Thursday, January 18, 2007

"If we aren't guaranteed monopoly profits, we aren't interested."

Scott's got a pair of good posts about the totally-unsurprising fact that the pharmaceutical industry is totally uninterested in developing and testing a drug that they aren't guaranteed a patent on. Which, when you understand the industry that we've built, is totally understandable on their part -- aside from being soulless and evil, that is.

Here's a question for those better-informed than me. It's my understanding that human testing is, by far, the most time- and money-intensive part of drug development. We also know that the results of human trials are often fudged or hidden outright when they indicate problems with the drugs.

So why not simply have the government take over the human testing -- not the research or manufacturing, at least not initially (insert conspiratorial Marxist laugh here) -- for drug developers? You socialize the risk in the most expensive part of their operation, but in exchange you require the government be allowed to independently verify all of Big Pharma's claims about any drug. The public then has the chance to get early warnings on any problems.

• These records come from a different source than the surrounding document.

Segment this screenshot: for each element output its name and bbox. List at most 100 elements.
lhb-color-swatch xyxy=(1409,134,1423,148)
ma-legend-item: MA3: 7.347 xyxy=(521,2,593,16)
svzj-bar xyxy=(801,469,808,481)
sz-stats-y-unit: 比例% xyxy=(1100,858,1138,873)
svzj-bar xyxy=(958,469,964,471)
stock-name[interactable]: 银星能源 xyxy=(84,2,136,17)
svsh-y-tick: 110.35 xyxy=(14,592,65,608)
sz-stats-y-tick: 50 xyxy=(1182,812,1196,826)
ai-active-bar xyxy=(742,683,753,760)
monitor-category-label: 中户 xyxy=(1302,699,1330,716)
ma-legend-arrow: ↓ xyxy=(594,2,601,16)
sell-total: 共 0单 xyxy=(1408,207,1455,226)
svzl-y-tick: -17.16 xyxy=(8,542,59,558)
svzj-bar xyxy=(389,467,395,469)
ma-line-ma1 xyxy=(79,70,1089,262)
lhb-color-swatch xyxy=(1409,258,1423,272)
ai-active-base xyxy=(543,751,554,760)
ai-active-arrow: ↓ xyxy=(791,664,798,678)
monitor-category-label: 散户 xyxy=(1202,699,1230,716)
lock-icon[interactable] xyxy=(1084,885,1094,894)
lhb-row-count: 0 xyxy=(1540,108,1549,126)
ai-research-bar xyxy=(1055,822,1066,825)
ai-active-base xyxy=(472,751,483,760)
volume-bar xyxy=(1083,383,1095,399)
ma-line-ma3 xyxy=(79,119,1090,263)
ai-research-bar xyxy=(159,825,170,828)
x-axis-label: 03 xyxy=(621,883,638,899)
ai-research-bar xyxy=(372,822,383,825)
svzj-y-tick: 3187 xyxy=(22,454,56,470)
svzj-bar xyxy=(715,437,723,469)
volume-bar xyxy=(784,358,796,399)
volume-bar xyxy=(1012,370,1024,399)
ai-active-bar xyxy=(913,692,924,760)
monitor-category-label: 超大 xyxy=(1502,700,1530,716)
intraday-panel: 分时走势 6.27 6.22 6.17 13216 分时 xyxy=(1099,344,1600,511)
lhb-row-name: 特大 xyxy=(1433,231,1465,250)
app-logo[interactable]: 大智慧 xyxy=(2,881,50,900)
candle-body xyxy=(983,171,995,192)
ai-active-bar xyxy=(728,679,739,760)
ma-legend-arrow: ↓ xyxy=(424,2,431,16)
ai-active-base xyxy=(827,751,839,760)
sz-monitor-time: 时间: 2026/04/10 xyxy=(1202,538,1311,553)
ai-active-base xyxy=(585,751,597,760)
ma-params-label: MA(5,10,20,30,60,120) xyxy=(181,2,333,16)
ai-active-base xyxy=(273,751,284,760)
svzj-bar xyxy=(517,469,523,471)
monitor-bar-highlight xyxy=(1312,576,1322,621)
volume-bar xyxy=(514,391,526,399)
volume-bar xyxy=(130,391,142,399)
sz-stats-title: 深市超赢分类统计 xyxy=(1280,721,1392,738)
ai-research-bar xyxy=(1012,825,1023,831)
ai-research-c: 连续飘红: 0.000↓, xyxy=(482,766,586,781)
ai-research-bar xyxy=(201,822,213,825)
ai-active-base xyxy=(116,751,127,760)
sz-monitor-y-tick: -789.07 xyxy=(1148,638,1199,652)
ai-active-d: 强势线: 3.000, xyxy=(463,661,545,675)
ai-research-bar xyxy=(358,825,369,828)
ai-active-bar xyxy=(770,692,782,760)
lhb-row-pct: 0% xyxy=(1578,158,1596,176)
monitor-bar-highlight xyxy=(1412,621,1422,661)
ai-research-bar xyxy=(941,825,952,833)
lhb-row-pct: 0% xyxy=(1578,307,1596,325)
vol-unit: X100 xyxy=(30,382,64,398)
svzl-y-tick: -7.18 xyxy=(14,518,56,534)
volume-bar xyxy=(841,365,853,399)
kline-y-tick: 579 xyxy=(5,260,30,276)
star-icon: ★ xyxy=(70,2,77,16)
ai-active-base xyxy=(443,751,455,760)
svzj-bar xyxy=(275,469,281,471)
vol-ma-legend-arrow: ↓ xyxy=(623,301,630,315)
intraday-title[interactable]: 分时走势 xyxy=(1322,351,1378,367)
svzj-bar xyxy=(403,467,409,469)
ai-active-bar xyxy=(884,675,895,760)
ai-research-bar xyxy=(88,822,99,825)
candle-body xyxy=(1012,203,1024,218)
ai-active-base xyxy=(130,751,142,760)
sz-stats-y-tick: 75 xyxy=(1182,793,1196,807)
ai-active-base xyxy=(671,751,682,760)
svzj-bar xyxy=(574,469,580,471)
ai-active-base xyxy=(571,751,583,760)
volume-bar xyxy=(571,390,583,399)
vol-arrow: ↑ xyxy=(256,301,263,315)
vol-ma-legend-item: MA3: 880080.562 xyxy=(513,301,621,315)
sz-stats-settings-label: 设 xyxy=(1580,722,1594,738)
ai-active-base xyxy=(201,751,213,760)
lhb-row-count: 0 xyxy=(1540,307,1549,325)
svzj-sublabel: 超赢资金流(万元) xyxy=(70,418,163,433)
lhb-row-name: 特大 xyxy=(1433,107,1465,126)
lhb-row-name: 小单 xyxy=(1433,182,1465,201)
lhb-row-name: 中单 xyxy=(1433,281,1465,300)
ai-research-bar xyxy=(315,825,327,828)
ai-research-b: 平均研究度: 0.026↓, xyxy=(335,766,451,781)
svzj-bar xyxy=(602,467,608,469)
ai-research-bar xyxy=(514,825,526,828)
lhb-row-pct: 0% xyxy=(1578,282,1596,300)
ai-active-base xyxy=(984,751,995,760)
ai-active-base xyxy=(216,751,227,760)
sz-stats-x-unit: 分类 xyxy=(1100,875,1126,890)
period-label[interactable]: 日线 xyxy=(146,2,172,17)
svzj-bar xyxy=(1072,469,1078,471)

It also lets you face situations like this: the government can, if it chooses, pursue the occasional drug that the private market won't.

Input, anyone?


croghan27 said...

from what I understand "the most expensive part of their operation" is the advertizing (of how expensive it is to develope a new druggie).

Anonymous said...

If I were the government, I'd want more in exchange than just the right to independently verify a pharma company's claims. (In any case, doesn't the government in essence already do that?)

If taxpayers would be doing some of big pharma's heavy lifting, shouldn't that translate into significantly lower drug prices and shorter patent periods at the very least? And maybe guarantees of supply for Canadians throughout the patent period, regardless of whether the drug turns out to be a money maker or not?